Assalamu'alaikum wr.wb
Dalam edisi khusus ini disebutkan juga bahwa perjalanan dakwah ulama dari
ranah minang di bumi nusantara ternyata cukup jauh juga yaitu hingga ke
pulau sulawesi di masa Sultan Alaidin, diantaranya adalah Khatib Tunggal,
Datuk ri Bandang, Datuk Patimang dan Datuk ri Tiro.

Pada edisi ini juga diceritakan bagaimana besarnya peran ulama dan rakyat
aceh dalam mengantarkan negeri ini menuju kemerdekaan, rasanya wajr saja
jika rakyat aceh saat ini begitu antipati dengan pemerintahan pusat (jawa).

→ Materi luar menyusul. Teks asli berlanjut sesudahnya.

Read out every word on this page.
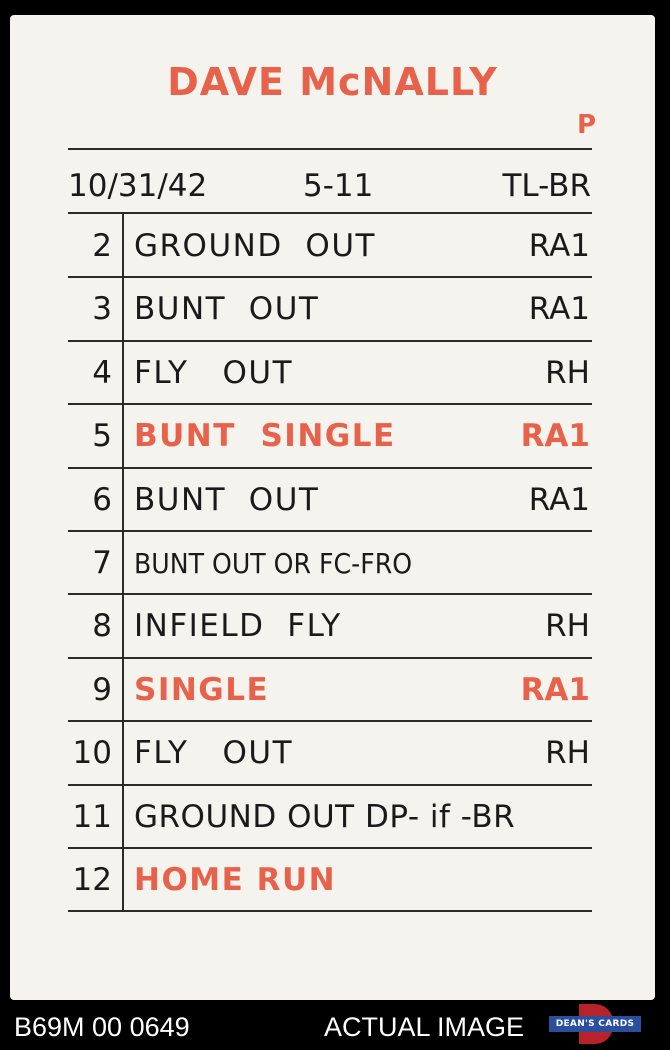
DAVE McNALLY
P
10/31/42	5-11	TL-BR
2 GROUND  OUT	RA1
3 BUNT  OUT	RA1
4 FLY   OUT	RH
5 BUNT  SINGLE	RA1
6 BUNT  OUT	RA1
7 BUNT OUT OR FC-FRO
8 INFIELD  FLY	RH
9 SINGLE	RA1
10 FLY   OUT	RH
11 GROUND OUT DP- if -BR
12 HOME RUN
B69M 00 0649	ACTUAL IMAGE	DEAN'S CARDS
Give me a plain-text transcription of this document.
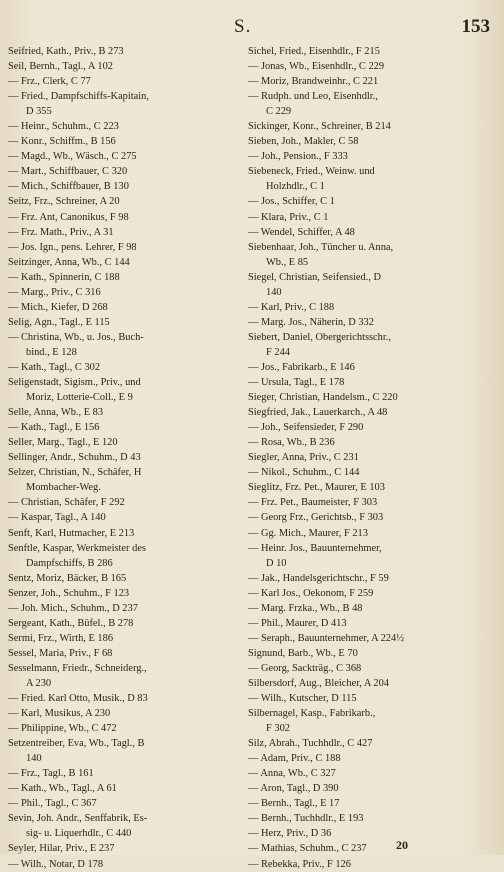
S.	153
Seifried, Kath., Priv., B 273
Seil, Bernh., Tagl., A 102
— Frz., Clerk, C 77
— Fried., Dampfschiffs-Kapitain,
D 355
— Heinr., Schuhm., C 223
— Konr., Schiffm., B 156
— Magd., Wb., Wäsch., C 275
— Mart., Schiffbauer, C 320
— Mich., Schiffbauer, B 130
Seitz, Frz., Schreiner, A 20
— Frz. Ant, Canonikus, F 98
— Frz. Math., Priv., A 31
— Jos. Ign., pens. Lehrer, F 98
Seitzinger, Anna, Wb., C 144
— Kath., Spinnerin, C 188
— Marg., Priv., C 316
— Mich., Kiefer, D 268
Selig, Agn., Tagl., E 115
— Christina, Wb., u. Jos., Buch-
bind., E 128
— Kath., Tagl., C 302
Seligenstadt, Sigism., Priv., und
Moriz, Lotterie-Coll., E 9
Selle, Anna, Wb., E 83
— Kath., Tagl., E 156
Seller, Marg., Tagl., E 120
Sellinger, Andr., Schuhm., D 43
Selzer, Christian, N., Schäfer, H
Mombacher-Weg.
— Christian, Schäfer, F 292
— Kaspar, Tagl., A 140
Senft, Karl, Hutmacher, E 213
Senftle, Kaspar, Werkmeister des
Dampfschiffs, B 286
Sentz, Moriz, Bäcker, B 165
Senzer, Joh., Schuhm., F 123
— Joh. Mich., Schuhm., D 237
Sergeant, Kath., Büfel., B 278
Sermi, Frz., Wirth, E 186
Sessel, Maria, Priv., F 68
Sesselmann, Friedr., Schneiderg.,
A 230
— Fried. Karl Otto, Musik., D 83
— Karl, Musikus, A 230
— Philippine, Wb., C 472
Setzentreiber, Eva, Wb., Tagl., B
140
— Frz., Tagl., B 161
— Kath., Wb., Tagl., A 61
— Phil., Tagl., C 367
Sevin, Joh. Andr., Senffabrik, Es-
sig- u. Liquerhdlr., C 440
Seyler, Hilar, Priv., E 237
— Wilh., Notar, D 178
Sichel, Fried., Eisenhdlr., F 215
— Jonas, Wb., Eisenhdlr., C 229
— Moriz, Brandweinhr., C 221
— Rudph. und Leo, Eisenhdlr.,
C 229
Sickinger, Konr., Schreiner, B 214
Sieben, Joh., Makler, C 58
— Joh., Pension., F 333
Siebeneck, Fried., Weinw. und
Holzhdlr., C 1
— Jos., Schiffer, C 1
— Klara, Priv., C 1
— Wendel, Schiffer, A 48
Siebenhaar, Joh., Tüncher u. Anna,
Wb., E 85
Siegel, Christian, Seifensied., D
140
— Karl, Priv., C 188
— Marg. Jos., Näherin, D 332
Siebert, Daniel, Obergerichtsschr.,
F 244
— Jos., Fabrikarb., E 146
— Ursula, Tagl., E 178
Sieger, Christian, Handelsm., C 220
Siegfried, Jak., Lauerkarch., A 48
— Joh., Seifensieder, F 290
— Rosa, Wb., B 236
Siegler, Anna, Priv., C 231
— Nikol., Schuhm., C 144
Sieglitz, Frz. Pet., Maurer, E 103
— Frz. Pet., Baumeister, F 303
— Georg Frz., Gerichtsb., F 303
— Gg. Mich., Maurer, F 213
— Heinr. Jos., Bauunternehmer,
D 10
— Jak., Handelsgerichtschr., F 59
— Karl Jos., Oekonom, F 259
— Marg. Frzka., Wb., B 48
— Phil., Maurer, D 413
— Seraph., Bauunternehmer, A 224½
Signund, Barb., Wb., E 70
— Georg, Sackträg., C 368
Silbersdorf, Aug., Bleicher, A 204
— Wilh., Kutscher, D 115
Silbernagel, Kasp., Fabrikarb.,
F 302
Silz, Abrah., Tuchhdlr., C 427
— Adam, Priv., C 188
— Anna, Wb., C 327
— Aron, Tagl., D 390
— Bernh., Tagl., E 17
— Bernh., Tuchhdlr., E 193
— Herz, Priv., D 36
— Mathias, Schuhm., C 237
— Rebekka, Priv., F 126
20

Kayaknya majalah sabili edisi khusus ini layak untuk dimiliki karena
didalamnya banyak mengupas tentang sejarah dari mulai masuknya islam di
negeri ini hingga perkembangannya saat ini yg bertolak belakang dengan
keadaan sebelumnya...


wassalam,
harman st.idris (31)

http://swaramuslim.net/comments.php?id=1009_0_1_0_C

Sirah Islam Indonesia 

Melacak sejarah masuknya Islam ke Indonesia bukanlah urusan mudah. Tak
banyak
jejak yang bisa dilacak. Ada beberapa pertanyaan awal yang bisa diajukan
untuk
menelusuri kedatangan Islam di Indonesia. Beberapa pertanyaan itu adalah,
darimana Islam datang? Siapa yang membawanya dan kapan kedatangannya?

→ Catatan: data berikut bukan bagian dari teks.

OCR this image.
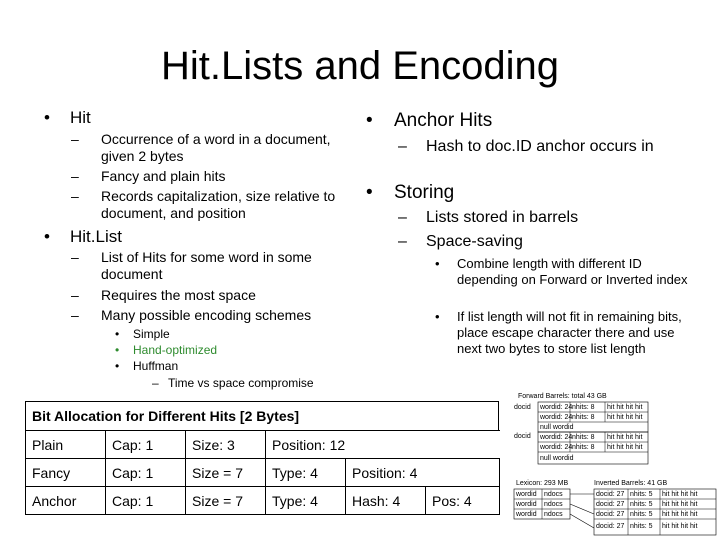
Hit.Lists and Encoding
• Hit
– Occurrence of a word in a document, given 2 bytes
– Fancy and plain hits
– Records capitalization, size relative to document, and position
• Hit.List
– List of Hits for some word in some document
– Requires the most space
– Many possible encoding schemes
• Simple
• Hand-optimized
• Huffman
– Time vs space compromise
• Anchor Hits
– Hash to doc.ID anchor occurs in
• Storing
– Lists stored in barrels
– Space-saving
• Combine length with different ID depending on Forward or Inverted index
• If list length will not fit in remaining bits, place escape character there and use next two bytes to store list length
Bit Allocation for Different Hits [2 Bytes]
Plain	Cap: 1	Size: 3	Position: 12		
Fancy	Cap: 1	Size = 7	Type: 4	Position: 4	
Anchor	Cap: 1	Size = 7	Type: 4	Hash: 4	Pos: 4
Forward Barrels: total 43 GB
docid wordid: 24 nhits: 8 hit hit hit hit
wordid: 24 nhits: 8 hit hit hit hit
null wordid
docid wordid: 24 nhits: 8 hit hit hit hit
wordid: 24 nhits: 8 hit hit hit hit
null wordid
Lexicon: 293 MB	Inverted Barrels: 41 GB
wordid ndocs
wordid ndocs
wordid ndocs
docid: 27 nhits: 5 hit hit hit hit
docid: 27 nhits: 5 hit hit hit hit
docid: 27 nhits: 5 hit hit hit hit
docid: 27 nhits: 5 hit hit hit hit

Ada beberapa teori yang hingga kini masih sering dibahas, baik oleh
sarjana-sarjana Barat maupun kalangan intelektual Islam sendiri. Setidaknya
ada
tiga teori yang menjelaskan kedatangan Islam ke Timur Jauh termasuk ke
Nusantara. Teori pertama diusung oleh Snouck Hurgronje yang mengatakan Islam
masuk ke Indonesia dari wilayah-wilayah di anak benua India. Tempat-tempat
seperti Gujarat, Bengali dan Malabar disebut sebagai asal masuknya Islam di
Nusantara.

Dalam L'arabie et les Indes Neerlandaises, Snouck mengatakan teori tersebut
didasarkan pada pengamatan tidak terlihatnya peran dan nilai-nilai Arab yang
ada
dalam Islam pada masa-masa awal, yakni pada abad ke-12 atau 13. Snouck juga
mengatakan, teorinya didukung dengan hubungan yang sudah terjalin lama
antara
wilayah Nusantara dengan daratan India.

Sebetulnya, teori ini dimunculkan pertama kali oleh Pijnappel, seorang
sarjana
dari Universitas Leiden. Namun, nama Snouck Hurgronje yang paling besar
memasarkan teori Gujarat ini. Salah satu alasannya adalah, karena Snouck
dipandang sebagai sosok yang mendalami Islam. Teori ini diikuti dan
dikembangkan
oleh banyak sarjana Barat lainnya. 

Teori kedua, adalah Teori Persia. Tanah Persia disebut-sebut sebagai tempat
awal
Islam datang di Nusantara. Teori ini berdasarkan kesamaan budaya yang
dimiliki
oleh beberapa kelompok masyarakat Islam dengan penduduk Persia. Misalnya
saja
tentang peringatan 10 Muharam yang dijadikan sebagai hari peringatan
wafatnya
Hasan dan Husein, cucu Rasulullah. Selain itu, di beberapa tempat di
Sumatera
Barat ada pula tradisi Tabut, yang berarti keranda, juga untuk memperingati
Hasan dan Husein. Ada pula pendukung lain dari teori ini yakni beberapa
serapan
bahasa yang diyakini datang dari Iran. Misalnya jabar dari zabar, jer dari
ze-er
dan beberapa yang lainnya.

Teori ini menyakini Islam masuk ke wilayah Nusantara pada abad ke-13. Dan
wilayah pertama yang dijamah adalah Samudera Pasai.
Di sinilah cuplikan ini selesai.